29 Nov 2016

The rise and rise of corporate venturing

Corporate venturing is growing strongly. In 1H2016, Corporate Venture Capital (CVC) accounted for 20% of all 3,113 venture-backed deals, with a deal value of $12.7 billion*. The number of active CVCs has doubled since 2012, with at least 100 new CVCs making their first investment during 2016. Europe accounted for 19% of the CVC deals in 2Q2016.

In addition, there are many corporations that are making venture investments from their own balance sheet. In 1H2016, balance sheet venturing accounted for another 394 deals worth $11.5 billion. One of the most active balance sheet investors, South African-based Naspers, invested $1.5 billion in 2015 whilst launching Naspers Ventures in Silicon Valley earlier this year.

So what is going on? Start-ups using new technologies and business models are disrupting all sectors.

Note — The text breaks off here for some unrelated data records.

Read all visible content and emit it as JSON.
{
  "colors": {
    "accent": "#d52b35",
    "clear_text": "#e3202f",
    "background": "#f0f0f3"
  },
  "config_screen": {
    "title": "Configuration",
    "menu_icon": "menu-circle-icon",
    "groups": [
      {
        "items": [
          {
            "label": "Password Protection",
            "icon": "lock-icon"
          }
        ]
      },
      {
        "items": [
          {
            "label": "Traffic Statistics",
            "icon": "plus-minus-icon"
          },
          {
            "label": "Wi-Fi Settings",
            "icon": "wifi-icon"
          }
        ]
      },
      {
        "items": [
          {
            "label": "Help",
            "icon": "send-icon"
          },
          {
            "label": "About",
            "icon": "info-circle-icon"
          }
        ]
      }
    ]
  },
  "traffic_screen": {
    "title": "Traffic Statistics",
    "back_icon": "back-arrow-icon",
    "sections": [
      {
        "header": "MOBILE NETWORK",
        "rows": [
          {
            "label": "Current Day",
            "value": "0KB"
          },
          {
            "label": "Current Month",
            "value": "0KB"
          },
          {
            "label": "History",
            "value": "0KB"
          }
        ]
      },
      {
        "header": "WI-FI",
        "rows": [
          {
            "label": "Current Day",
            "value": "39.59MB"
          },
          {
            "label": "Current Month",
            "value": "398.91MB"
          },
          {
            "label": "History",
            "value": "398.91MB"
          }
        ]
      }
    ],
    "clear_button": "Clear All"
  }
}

Incumbents recognise that engaging with the start-up community is necessary to stay on top of the disruptive innovation around their core business and stay ahead of the curve.

As a result, more and more corporations are launching accelerators, incubators or venture arms, hiring “Chief Innovation Officers” and spinning up internal labs — all in an effort to connect with start-ups and embed themselves more deeply in the global tech ecosystems. Because of the unique benefits they offer, CVCs have emerged as a powerful class of investors and competitors to traditional venture capital.

CVCs were traditionally only found in the tech sector, such as Google Ventures, Intel Capital and Cisco Investments, but now they can be found in virtually every sector. SR One (GlaxoSmithKline’s independent corporate healthcare venture capital fund) and Unilever Ventures are the 2nd and 4th most active CVCs in the UK respectively. Companies as diverse as JetBlue Airways and The Campbell Soup Company have launched new venture arms. NBCUniversal acquired Buzzfeed (entertainment sector), whilst Under Armour (sports clothing and accessories) and General Motors also recently acquired venture-backed start-ups.

Historically, most CVCs have been followers and “deal takers not makers,” while also largely only active in later-staged venturing. More than ever, CVCs are increasingly getting involved in deals that span all different stages — from seed to growth and even post-IPO — as well as leading those rounds. According to CB Insights, 46% of all CVC investments in 1H2016 were early stage/before breakeven (Seed or Series A funding rounds). Also, the average CVC deal size was $19 million, larger than the overall VC deal size of $13 million during 1H2016

The benefits to incumbent corporations, besides financial returns, include creating external R&D and intelligence gathering capabilities – understanding that disruption is increasingly coming from outside of the sector in which the incumbent operates.

Mobile operator CVCs Swisscom Ventures and Telstra Ventures invest in companies that are strategically important to their parent company. These investment teams looks for start-ups whose products can work for their end customers and/or where the mobile operators themselves may be users. Or both, as in the case of Telstra’s investment in Docusign.

Smart entrepreneurs are increasingly taking CVC investment. Sponsoring incumbents can often provide both scale and growth drivers through their channels and customer bases. Entrepreneurs get built-in relevant strategic advice as well as valuable operational help – day to day operating insights, active industry connections and real-time deep domain guidance. At Salesforce (one of the most active CVCs globally) each venture investment requires a business unit sponsor that commits to working with the start-up. CVCs can also provide more exit options for the entrepreneur.

Expect the corporate venturing trend to continue for the foreseeable future. Disruption is here to stay, with all sectors drawn into the Digital Vortex#, and the disruptors in turn being disrupted.


* All data in this article is from The H12016 Corporate Venture Capital Report by CB Insights.

# Digital Vortex is a term coined by Jeff Loucks, James Macaulay, Andy Noronha and Michael Wade in their book by the same name.